T H E R M A L I N J U R Y Flashcards
(38 cards)
Most common cause of burn injury
Scald (80% treated as outpatient)
Most common cause of burn injury requiring admission to burn unit
FLAME due to house fire or clothing ignition
American Burn Association Criteria for Admission to Burn Center
2nd or 3rd degree burns of >10% BSA in pots 50 y.o.
2nd or 3rd degree burns of >20% BSA
Significant burns to face, hands, feet, genitalia, perineum, or skin of major joints
Full thickness burns of >5% BSA at any age
Significant electrical injury (inc. lightning)
Significant chemical injury
Lesser burn injury in conjunction with inhalation injury, trauma, or pre-existing medical conditions
Burns in patients requiring special social, emotional, or rehab assistance (i.e., child or elder abuse)
If burns are <25% BSA, what is initial tx for analgesia?
Cold saline soaks. Watch for hypothermia.
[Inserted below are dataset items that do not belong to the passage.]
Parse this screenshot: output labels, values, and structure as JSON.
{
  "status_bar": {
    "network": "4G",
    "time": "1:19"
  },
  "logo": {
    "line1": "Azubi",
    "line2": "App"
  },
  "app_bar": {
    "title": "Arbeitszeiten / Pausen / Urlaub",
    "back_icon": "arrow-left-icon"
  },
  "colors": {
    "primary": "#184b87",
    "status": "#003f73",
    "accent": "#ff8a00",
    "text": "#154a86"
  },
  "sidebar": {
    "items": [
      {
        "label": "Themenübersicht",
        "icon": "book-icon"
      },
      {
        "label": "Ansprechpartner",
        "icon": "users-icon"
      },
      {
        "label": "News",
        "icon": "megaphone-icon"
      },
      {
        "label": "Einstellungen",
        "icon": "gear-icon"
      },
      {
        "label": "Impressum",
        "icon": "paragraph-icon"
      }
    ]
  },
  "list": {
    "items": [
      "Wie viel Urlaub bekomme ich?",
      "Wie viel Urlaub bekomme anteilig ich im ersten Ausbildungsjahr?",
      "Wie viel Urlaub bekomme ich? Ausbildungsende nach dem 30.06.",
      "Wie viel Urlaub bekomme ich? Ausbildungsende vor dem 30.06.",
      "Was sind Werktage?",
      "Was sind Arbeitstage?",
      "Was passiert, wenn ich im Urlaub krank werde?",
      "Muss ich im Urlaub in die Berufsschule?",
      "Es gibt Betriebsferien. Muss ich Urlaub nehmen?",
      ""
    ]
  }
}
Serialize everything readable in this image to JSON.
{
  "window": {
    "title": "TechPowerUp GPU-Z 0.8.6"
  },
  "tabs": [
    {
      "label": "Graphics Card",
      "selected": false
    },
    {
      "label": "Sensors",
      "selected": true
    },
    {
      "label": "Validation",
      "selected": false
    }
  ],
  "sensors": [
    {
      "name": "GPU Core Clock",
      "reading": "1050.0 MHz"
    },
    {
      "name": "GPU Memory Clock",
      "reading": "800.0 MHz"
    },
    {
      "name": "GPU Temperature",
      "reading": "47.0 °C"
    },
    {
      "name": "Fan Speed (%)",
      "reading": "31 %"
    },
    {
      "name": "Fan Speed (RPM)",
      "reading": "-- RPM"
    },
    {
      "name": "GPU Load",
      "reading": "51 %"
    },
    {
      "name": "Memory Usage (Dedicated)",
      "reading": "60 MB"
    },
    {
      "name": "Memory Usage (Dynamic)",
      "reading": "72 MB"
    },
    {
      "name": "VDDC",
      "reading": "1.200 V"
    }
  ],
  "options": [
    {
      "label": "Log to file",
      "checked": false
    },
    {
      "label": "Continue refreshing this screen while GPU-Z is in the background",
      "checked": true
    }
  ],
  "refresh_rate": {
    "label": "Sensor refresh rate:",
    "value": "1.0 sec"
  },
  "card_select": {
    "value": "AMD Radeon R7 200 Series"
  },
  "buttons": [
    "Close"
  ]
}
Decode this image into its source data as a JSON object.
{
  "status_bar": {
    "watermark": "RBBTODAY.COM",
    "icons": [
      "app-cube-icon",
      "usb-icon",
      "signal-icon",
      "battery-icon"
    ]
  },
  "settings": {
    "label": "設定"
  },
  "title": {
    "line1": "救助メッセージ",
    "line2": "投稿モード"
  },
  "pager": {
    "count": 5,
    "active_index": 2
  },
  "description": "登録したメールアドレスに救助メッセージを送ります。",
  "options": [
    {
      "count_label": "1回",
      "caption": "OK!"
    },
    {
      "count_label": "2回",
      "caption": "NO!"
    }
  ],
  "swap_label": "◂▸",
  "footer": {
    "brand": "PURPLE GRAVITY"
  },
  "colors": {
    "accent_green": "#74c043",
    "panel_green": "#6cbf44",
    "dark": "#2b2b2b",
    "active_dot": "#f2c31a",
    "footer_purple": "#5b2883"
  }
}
Cover burns with clean sheet and then warm blanket.
When assessing severity and extent of burns, which degree burns do you use to calculate %BSA burnt?
Only 2nd and 3rd degree burns.
Palm of patients hand is roughly equivalent to what % BSA?
1% BSA
Parkland formula for fluid estimates in burn victims
For first 24 hours, LR at rate of 4 mL/kg/%BSA burn. Give half of 24-hour requirement in first 8 hours from time of burn and remainder over next 16 hours. If pediatric, use 3 mL/kg/%BSA burn.
In the second 24 hour period, change fluid to D5 1/2 normal saline, and give albumin is <3.0 and patient is hypotensive.
Use crystalloid as fluid replacement in burn victims unless?
Fluid requirement based on urine output is >2 times estimated in first 12 hours.
By 48 hours, both are equally effective at restoring intravascular volume and CO, but colloid is associated with more pulmonary complications and higher mortality.
%BSA of head/neck at birth
19%
%BSA of head/neck of adults 15+
9%
%BSA of each arm
9%
%BSA of anterior trunk
18%
%BSA of each leg in adult 15+
18%
Adequate UO in adults (indicative that resuscitation is good)
30-50cc/hr
Adequate UO in children <30 kg
1 cc/kg/hr
When should you adjust fluids in burn victims?
UO >33% different (in either direction) from recommended over 2-3 hours.
In oliguric patients, when should diuretics be considered?
When you are concerned about myoglobinuria – seen with high voltage injury, soft tissue mechanical injury, deep burns involving muscle, extensive burns with excess fluid.
If mannitol is used, patient requires central venous pressure line because UO ceases to be adequate assessment of fluid status.
4 types of injuries that require increased fluid requirements
High voltage electrical injury
Inhalational injury
Delayed resuscitation
Intoxicated at time of injury
3 types of patients that require decreased fluid requirements
Patients >50, <2 y.o., or with cardiac or pulmonary disease
Effect of burns on CV system pre-resuscitation
Increased microvascular permeability secondary to released vasoactive materials (via arachidonic acid pathway, substance P, IL-1, IL-6, IL-8, histamine)
Decreased CO but overall hyper dynamic state with increased EF.
Increased hct due to decreased blood volume, increased blood viscosity.
Increased PVR
Oliguria because decreased blood volume and CO lead to decreased RBF and decreased GFR.
Effect of burns on CV system after resuscitation
Persistent hyperdynamic state:
CO increased, leading to increased RBF and GFR. Elevated metabolic requirements. Elevated catecholamines and glucagon. Decreased levels of insulin and thyroxin. Result in catabolic state.
EDEMA (peaks 8-12 hrs) as fluid is lost from intravascular compartment
Effect of burns on pulmonary system
In absence of thoracic burns or inhalation injury, hypovolemia may result in rapid but shallow respirations.
After resusc., hyperventilation occurs with or without modest parenchymal dysfunction, leading to a mild respiratory alkalosis.
Increased pulmonary vascular resistance but no change in pulmonary capillary permeability.
With circumferential thoracic burns, the constricting eschar and edema cause a restrictive defect and may necessitate escharotomy.
Effect of burns on hematologic system
Plasma loss.
RBC destruction in proportion to extent of burn: cell lysis secondary to heat, microvascular thrombosis in areas with tissue damage.
Early: decreased platelets and fibrinogen, increased fibrin degradation products.
Later, levels return to normal and the become elevated, though antithrombin III and protein C are decreased.
Effect of burns on GI system
Most puts with >25% TBSA will have an ileum that resolves between day 3-5. GI permeability is increased with increased bacterial translocation. Patients generally require NG tube and GI pox with H2 blocker.
Burn patients are susceptible to CURLINGS ulcer which is due to lack of the normal mucosal barrier.